Three class III PtdIns3K complexes can be observed in mammals. All of them require PIK3C3/VPS34, PIK3R4/VPS15 and BECN1. Specific subunits regulate the function of the different complexes. Binding of ATG14 and AMBRA1 leads to autophagy induction. UVRAG and SH3GLB1 binding also activates autophagy, whereas binding to KIAA0226/RUBICON inhibits autophagosome maturation.

Figure 5. Autophagosomes have a diverse range of potential membrane sources

The trans-Golgi Network, mitochondria, mitochondrial associated membrane and ER have been postulated as membrane donors. Omegasomes have been described as the ER structures that work as a platform for autophagosome formation. The phagophore (shown in red) elongates and engulfs part of a cisternae before it buds off the ER and becomes an autophagosome.

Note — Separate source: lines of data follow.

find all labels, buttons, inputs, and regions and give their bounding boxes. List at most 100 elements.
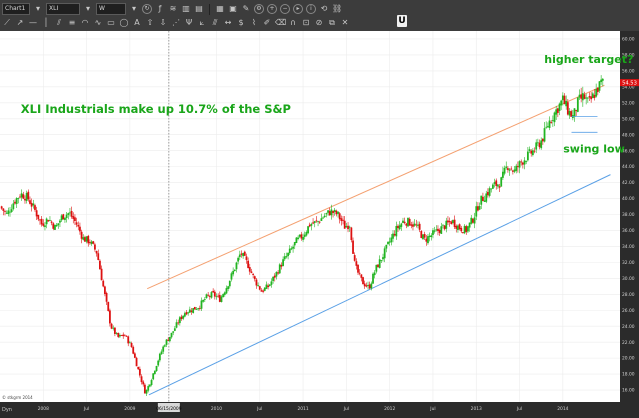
cycle-icon[interactable]: ∿ <box>94 18 102 27</box>
gann-fan-icon[interactable]: ⋰ <box>172 18 180 27</box>
candle-body <box>338 213 341 220</box>
lock-drawings-icon[interactable]: ⊡ <box>302 18 310 27</box>
candle-body <box>282 259 284 266</box>
footer-dyn-label: Dyn <box>2 407 12 413</box>
chart-toolbar: Chart1 ▾ XLI ▾ W ▾ ↻ ƒ ≋ ▥ ▤ ▦ ▣ ✎ ⚙ + −… <box>0 0 639 32</box>
channel-icon[interactable]: ⫽ <box>57 18 61 27</box>
candle-body <box>237 257 240 262</box>
price-axis-tick-label: 42.00 <box>622 180 635 186</box>
channel-lines[interactable] <box>147 84 611 396</box>
time-axis-tick-label: 2014 <box>557 406 568 412</box>
info-icon[interactable]: i <box>306 4 316 14</box>
bar-style-icon[interactable]: ▤ <box>195 4 203 13</box>
template-icon[interactable]: ▣ <box>229 4 237 13</box>
pen-icon[interactable]: ✎ <box>242 4 250 13</box>
candle-body <box>84 237 86 242</box>
chart-menu-arrow-icon[interactable]: ▾ <box>35 4 40 13</box>
candle-body <box>240 253 243 255</box>
candle-body <box>153 370 156 374</box>
magnet-icon[interactable]: ∩ <box>290 18 296 27</box>
time-axis[interactable]: 2008 Jul 2009 06/15/2009 2010 Jul 2011 Jul 2012 J… <box>38 403 569 412</box>
candlestick-series <box>0 75 604 397</box>
chart-type-icon[interactable]: ▥ <box>182 4 190 13</box>
scroll-end-icon[interactable]: ▸ <box>293 4 303 14</box>
candle-body <box>452 220 454 224</box>
candle-body <box>157 360 160 366</box>
copy-drawing-icon[interactable]: ⧉ <box>329 18 335 27</box>
candle-body <box>97 253 100 260</box>
candle-body <box>218 295 221 302</box>
ray-icon[interactable]: ↗ <box>16 18 24 27</box>
speed-line-icon[interactable]: ⟀ <box>199 18 205 27</box>
time-axis-tick-label: Jul <box>516 406 522 412</box>
candle-body <box>177 322 180 324</box>
candle-body <box>178 317 181 324</box>
candle-body <box>295 237 298 244</box>
candle-body <box>9 211 11 213</box>
candle-body <box>195 309 198 310</box>
candle-body <box>130 343 133 348</box>
delete-drawing-icon[interactable]: ✕ <box>341 18 349 27</box>
polyline-icon[interactable]: ⌇ <box>252 18 256 27</box>
candle-body <box>553 112 556 123</box>
candle-body <box>0 206 3 209</box>
price-chart[interactable]: 2008 Jul 2009 06/15/2009 2010 Jul 2011 Jul 2012 J… <box>0 31 639 414</box>
link-icon[interactable]: ⛓ <box>332 4 343 13</box>
candle-body <box>420 230 423 238</box>
settings-icon[interactable]: ⚙ <box>254 4 264 14</box>
measure-icon[interactable]: ↔ <box>224 18 232 27</box>
candle-body <box>188 309 191 313</box>
user-drawing-toggle-button[interactable]: U <box>397 15 407 27</box>
horizontal-line-icon[interactable]: — <box>29 18 37 27</box>
candle-body <box>25 192 28 201</box>
eraser-icon[interactable]: ⌫ <box>275 18 287 27</box>
history-icon[interactable]: ⟲ <box>320 4 328 13</box>
candle-body <box>223 292 226 295</box>
candle-body <box>427 236 429 244</box>
candle-body <box>493 182 496 184</box>
chart-area[interactable]: 2008 Jul 2009 06/15/2009 2010 Jul 2011 Jul 2012 J… <box>0 31 639 414</box>
candle-body <box>247 260 250 268</box>
arrow-up-icon[interactable]: ⇧ <box>146 18 154 27</box>
trendline-icon[interactable]: ⟋ <box>4 18 10 27</box>
candle-body <box>580 94 583 99</box>
vertical-line-icon[interactable]: │ <box>43 18 49 27</box>
brush-icon[interactable]: ✐ <box>263 18 271 27</box>
candle-body <box>265 284 268 289</box>
swing-low-marks <box>571 115 598 133</box>
ellipse-icon[interactable]: ◯ <box>119 18 129 27</box>
candle-body <box>516 166 519 168</box>
candle-body <box>253 276 256 280</box>
candle-body <box>317 221 319 223</box>
candle-body <box>145 390 148 394</box>
grid-icon[interactable]: ▦ <box>216 4 224 13</box>
refresh-icon[interactable]: ↻ <box>142 4 152 14</box>
candle-body <box>112 327 115 329</box>
arrow-down-icon[interactable]: ⇩ <box>159 18 167 27</box>
fibonacci-icon[interactable]: ≡ <box>68 18 76 27</box>
candle-body <box>342 219 344 221</box>
symbol-input[interactable]: XLI <box>46 3 80 15</box>
price-axis[interactable]: 60.00 58.00 56.00 54.00 52.00 50.00 48.00 46.00… <box>622 37 635 394</box>
lower-channel-line[interactable] <box>148 174 611 396</box>
text-tool-icon[interactable]: A <box>134 18 140 27</box>
interval-dropdown-arrow-icon[interactable]: ▾ <box>131 4 136 13</box>
chart-name-field[interactable]: Chart1 <box>2 3 30 15</box>
arc-icon[interactable]: ◠ <box>81 18 89 27</box>
symbol-dropdown-arrow-icon[interactable]: ▾ <box>85 4 90 13</box>
hide-drawings-icon[interactable]: ⊘ <box>315 18 323 27</box>
zoom-in-icon[interactable]: + <box>267 4 277 14</box>
candle-body <box>412 224 414 227</box>
interval-select[interactable]: W <box>96 3 126 15</box>
indicator-icon[interactable]: ƒ <box>158 4 162 13</box>
candle-body <box>57 223 60 226</box>
rectangle-icon[interactable]: ▭ <box>107 18 115 27</box>
zoom-out-icon[interactable]: − <box>280 4 290 14</box>
price-label-icon[interactable]: $ <box>238 18 244 27</box>
candle-body <box>272 276 274 281</box>
andrews-pitchfork-icon[interactable]: Ψ <box>185 18 193 27</box>
regression-icon[interactable]: ⫻ <box>212 18 218 27</box>
upper-channel-line[interactable] <box>147 84 605 290</box>
compare-icon[interactable]: ≋ <box>169 4 177 13</box>
price-axis-background <box>620 31 639 402</box>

Figure 6. Two ubiquitin-like conjugation systems

Atg8 and Atg12 go through subsequent activation, mediated by Atg7 and conjugation mediated by Atg10 and Atg3, respectively, before covalently binding to PE in the case of Atg8, and Atg5 in the case of Atg12. Atg8–PE binds both the inner and outer membrane of the autophagosome, but can be deconjugated by Atg4, the same protein that removes the C-terminal arginine initially present at the Atg8 C terminus. Atg12–Atg5 bind Atg16 creating a large multimeric complex that locates to the phagophore and enhances Atg8 lipidation and membrane expansion.

Figure 7. Autophagy regulators in cardiomyocytes

A wide variety of stimuli can regulate autophagy in cardiomyocytes. Some of them are autophagy activators and are associated with cardiovascular diseases. However, acetylcholine, catecholamines, aging, IGF1 and INS/insulin are capable of inhibiting autophagy. INS and IGF1 are well known cardioprotective agents. AchR, acetylcholine receptor; AGT II, angiotensin II.

Figure 8. Autophagy in cardiovascular diseases

The relationship between autophagy and cardiovascular diseases is complex. Although basal autophagy is critical to maintain cell homeostasis, both increases and decreases in autophagy to an excessive degree can induce alterations in normal heart and blood vessel functions. In ischemia/reperfusion, heart failure, hypertrophy, diabetes, atherosclerosis, plaque destabilization, lesional thrombosis and vascular smooth muscle cell (VSMC) proliferation, autophagic flux is abnormally elevated, contributing to cardiac and vessel dysfunction. In Atg5 and Becn1 knockout animals and during aging, autophagic activity is decreased, perturbing cellular homeostasis and contributing to cardiovascular diseases, such as post-operative atrial fibrillation (POAF), ischemia-induced damage, hypertrophy, heart failure, and vascular endothelial cell dysfunction.